Stretching a cluster fails with "Validate interzone host connectivity failed due to unknown error"
search cancel

Stretching a cluster fails with "Validate interzone host connectivity failed due to unknown error"

book

Article ID: 324069

calendar_today

Updated On:

Products

VMware Cloud Foundation

Issue/Introduction

  • This article provides a workaround for VMware Cloud Foundation deployments that encounter the error "Validate interzone host connectivity failed due to unknown error".  
  • Environments that do not allow routing between the Management Network and the vSAN Network between Availability Zones will encounter this issue.


Environment

VMware Cloud Foundation 3.9.x

Cause

Up to vSphere 6.7u3 vSAN does not have a dedicated TCP/IP stack, instead it uses the Management TCP/IP stack to route traffic out of the ESXi host. 

To force the vSAN interface to be used to route traffic, static routes must be added.  Although the Cloud Foundation adds static routes during the Stretched Cluster workflow to ensure that vSAN traffic doesn't egress the Management interface, it does not add them prior to the validation.

Because the static routes do not exist before the interzone host connectivity task, the ping test sends traffic out the Management (vmk0), if the vSAN network is not reachable via the Management network the validation will fail with the error, "
Validate interzone host connectivity failed due to unknown error'.

Resolution

This is a known issue for environments that do not allow routing between the Management Network and the vSAN Network. 

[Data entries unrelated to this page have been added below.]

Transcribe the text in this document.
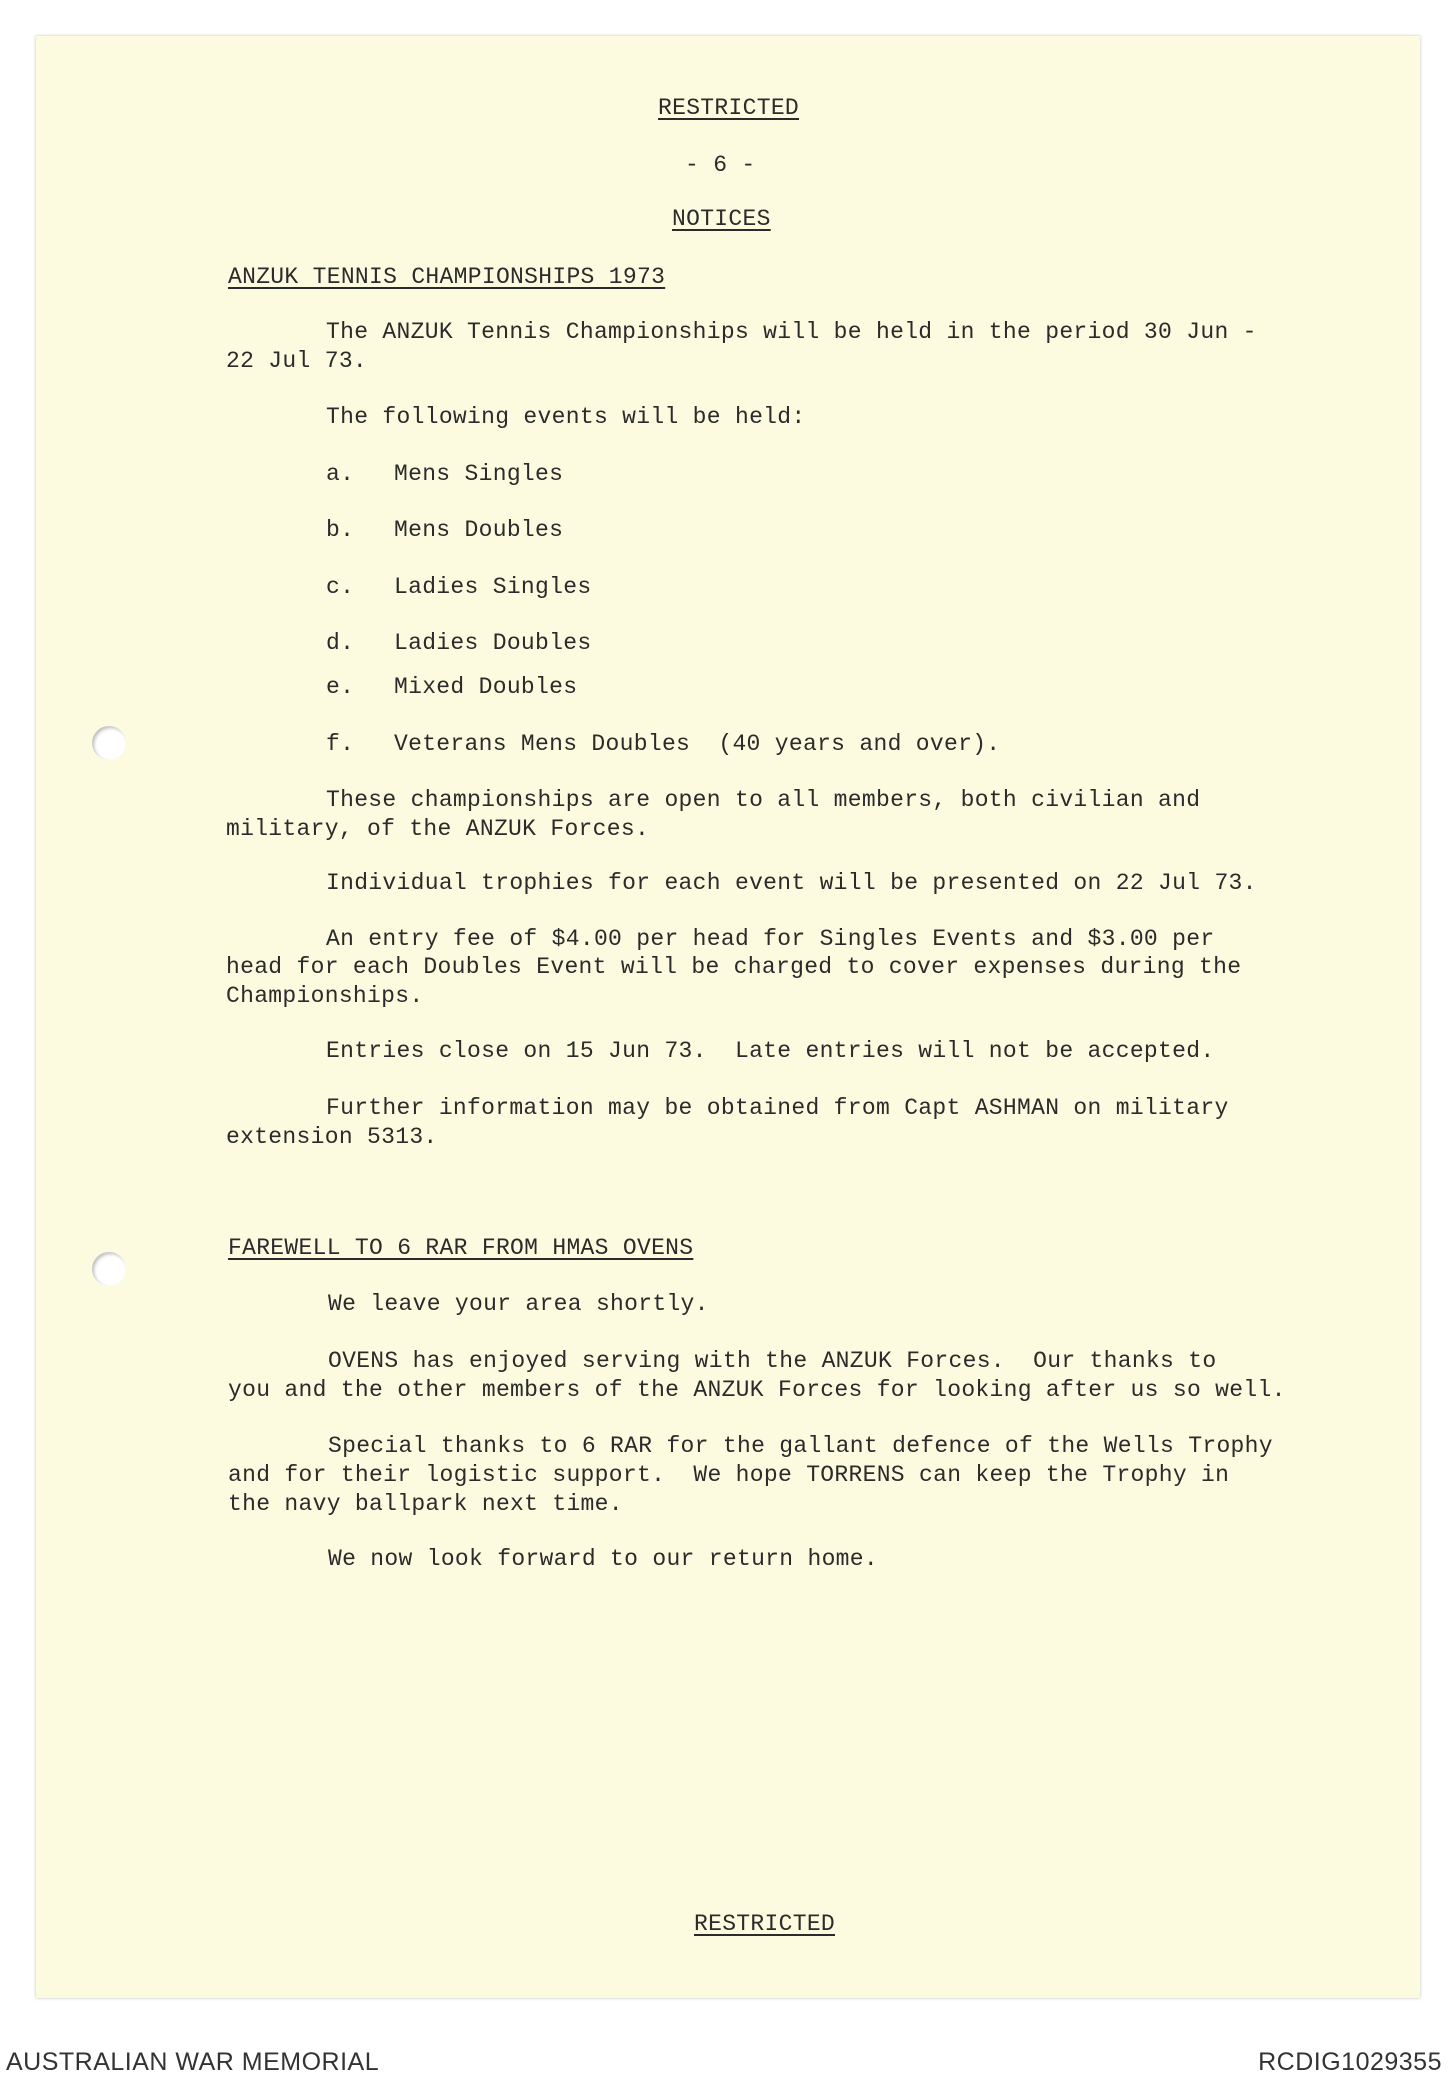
RESTRICTED

- 6 -

NOTICES

ANZUK TENNIS CHAMPIONSHIPS 1973

The ANZUK Tennis Championships will be held in the period 30 Jun -

22 Jul 73.

The following events will be held:

a. Mens Singles

b. Mens Doubles

c. Ladies Singles

d. Ladies Doubles

e. Mixed Doubles

f. Veterans Mens Doubles  (40 years and over).

These championships are open to all members, both civilian and

military, of the ANZUK Forces.

Individual trophies for each event will be presented on 22 Jul 73.

An entry fee of $4.00 per head for Singles Events and $3.00 per

head for each Doubles Event will be charged to cover expenses during the

Championships.

Entries close on 15 Jun 73.  Late entries will not be accepted.

Further information may be obtained from Capt ASHMAN on military

extension 5313.

FAREWELL TO 6 RAR FROM HMAS OVENS

We leave your area shortly.

OVENS has enjoyed serving with the ANZUK Forces.  Our thanks to

you and the other members of the ANZUK Forces for looking after us so well.

Special thanks to 6 RAR for the gallant defence of the Wells Trophy

and for their logistic support.  We hope TORRENS can keep the Trophy in

the navy ballpark next time.

We now look forward to our return home.

RESTRICTED

AUSTRALIAN WAR MEMORIAL	RCDIG1029355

Prior to executing the Cloud Foundation Stretched Cluster Workflow, static routes will need to added to all hosts in AZ1 and AZ2 that will participate in the stretched cluster.

Example:
The vSAN network in AZ2 is 172.16.33.0/24.  
  1. SSH to each ESXi host in AZ1 and view the routing table.  In the example below the 172.16.33.0/24 network does not exist. Run the following command:
esxcfg-route -l

VMkernel Routes:
Network          Netmask          Gateway          Interface      
172.16.11.0      255.255.255.0    Local Subnet     vmk0           
172.16.13.0      255.255.255.0    Local Subnet     vmk2           
default          0.0.0.0          172.16.11.253    vmk0    
  1. Manually add the static route to each ESXi host in AZ1 using the command below:
esxcli network ip route ipv4 add -n 172.16.33.0/24 -g 172.16.13.253
  1. Verify that the static route was created successfully. Run the following command:
esxcfg-route -l

VMkernel Routes:
Network          Netmask          Gateway          Interface      
172.16.11.0      255.255.255.0    Local Subnet     vmk0           
172.16.13.0      255.255.255.0    Local Subnet     vmk2           
172.16.33.0      255.255.255.0    172.16.13.253    vmk2           
default          0.0.0.0          172.16.11.253    vmk0 

Note: Be sure to complete the process for each ESXi host in AZ1 that is participating in the stretched cluster.

The vSAN network in AZ1 is 172.16.13.0/24
  1. SSH to each ESXi host in AZ1 and view the routing table.  In the example below the 172.16.33.0/24 network does not exist. Run the following command:
esxcfg-route -l

VMkernel Routes:
Network          Netmask          Gateway          Interface      
172.16.31.0      255.255.255.0    Local Subnet     vmk0           
172.16.33.0      255.255.255.0    Local Subnet     vmk2           
default          0.0.0.0          172.16.31.253    vmk0    
  1. Manually add the static route to each ESXi host in AZ1 using the command below:
esxcli network ip route ipv4 add -n 172.16.13.0/24 -g 172.16.13.253
  1. Verify that the static route was created successfully. Run the following command:
esxcfg-route -l

VMkernel Routes:
Network          Netmask          Gateway          Interface      
172.16.31.0      255.255.255.0    Local Subnet     vmk0           
172.16.33.0      255.255.255.0    Local Subnet     vmk2           
172.16.13.0      255.255.255.0    172.16.33.253    vmk2           
default          0.0.0.0          172.16.11.253    vmk0 

Once the static routes have been added retry the workflow.